PATIENTS AND METHODS:
patients with 3 or more cutaneous hemangiomas were evaluated with regard to patient characteristics, distribution of hemangiomas, results of radiological abdominal/cerebral imaging, clinical course, and therapeutic approach. We analyzed the risk factors for organ involvement and complications/outcome.

RESULTS:
The average gestational week at birth was 32.8; radiological imaging showed liver hemangiomas in 13.5% and mesenteric lesions in 1 (1.9%) but no cerebral lesions. Preterm infants (p=0.02) and patients with high numbers of cutaneous hemangiomas (p=0.02) were at higher risk of organ involvement.
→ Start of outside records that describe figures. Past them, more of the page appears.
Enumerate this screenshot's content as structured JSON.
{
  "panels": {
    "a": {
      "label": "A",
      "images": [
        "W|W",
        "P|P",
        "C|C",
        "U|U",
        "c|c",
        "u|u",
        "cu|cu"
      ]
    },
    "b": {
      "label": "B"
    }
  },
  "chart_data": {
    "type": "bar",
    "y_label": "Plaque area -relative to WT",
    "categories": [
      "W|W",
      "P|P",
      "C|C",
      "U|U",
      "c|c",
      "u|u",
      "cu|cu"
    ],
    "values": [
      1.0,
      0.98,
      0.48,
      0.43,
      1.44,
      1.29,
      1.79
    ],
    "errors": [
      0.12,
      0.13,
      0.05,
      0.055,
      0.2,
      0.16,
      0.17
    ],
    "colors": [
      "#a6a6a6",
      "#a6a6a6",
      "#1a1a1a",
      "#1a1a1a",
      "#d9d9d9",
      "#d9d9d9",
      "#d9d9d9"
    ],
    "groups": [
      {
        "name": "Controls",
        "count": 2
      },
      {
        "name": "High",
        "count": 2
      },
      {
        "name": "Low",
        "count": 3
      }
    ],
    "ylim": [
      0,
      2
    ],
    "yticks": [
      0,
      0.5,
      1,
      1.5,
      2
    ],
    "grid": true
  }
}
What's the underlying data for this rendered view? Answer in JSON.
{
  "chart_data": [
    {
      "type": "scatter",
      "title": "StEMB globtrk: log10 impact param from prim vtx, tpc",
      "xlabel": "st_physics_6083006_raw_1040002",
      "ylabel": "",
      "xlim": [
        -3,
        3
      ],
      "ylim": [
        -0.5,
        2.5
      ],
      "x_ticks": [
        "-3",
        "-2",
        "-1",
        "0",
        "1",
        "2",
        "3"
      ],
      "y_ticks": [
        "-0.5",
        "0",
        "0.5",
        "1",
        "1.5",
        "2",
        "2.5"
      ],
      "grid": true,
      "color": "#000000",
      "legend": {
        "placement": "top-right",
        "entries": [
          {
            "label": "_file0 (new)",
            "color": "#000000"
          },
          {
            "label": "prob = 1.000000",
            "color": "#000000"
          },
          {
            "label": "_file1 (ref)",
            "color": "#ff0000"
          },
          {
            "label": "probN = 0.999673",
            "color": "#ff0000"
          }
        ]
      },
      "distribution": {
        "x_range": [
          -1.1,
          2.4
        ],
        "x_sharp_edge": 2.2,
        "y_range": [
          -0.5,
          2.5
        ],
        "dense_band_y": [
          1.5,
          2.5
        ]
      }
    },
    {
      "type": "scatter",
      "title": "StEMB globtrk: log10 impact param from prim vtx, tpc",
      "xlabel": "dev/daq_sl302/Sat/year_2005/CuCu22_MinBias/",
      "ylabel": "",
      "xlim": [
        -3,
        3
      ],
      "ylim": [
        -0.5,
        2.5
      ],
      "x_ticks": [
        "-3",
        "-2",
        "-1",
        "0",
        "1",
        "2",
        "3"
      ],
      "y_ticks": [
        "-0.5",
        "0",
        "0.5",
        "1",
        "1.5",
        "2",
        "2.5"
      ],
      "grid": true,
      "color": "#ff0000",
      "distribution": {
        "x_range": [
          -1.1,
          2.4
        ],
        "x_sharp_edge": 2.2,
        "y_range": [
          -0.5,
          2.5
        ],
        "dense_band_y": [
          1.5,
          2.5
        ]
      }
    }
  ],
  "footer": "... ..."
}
A life-threatening event occurred in 1 patient (1.9%). None of the patients died.

CONCLUSIONS:
Organ manifestation is relatively common in patients with multiple hemangiomas, complications are rare, but potentially life-threatening. We recommend abdominal imaging for patients with 3 or more hemangiomas, especially in preterm infants.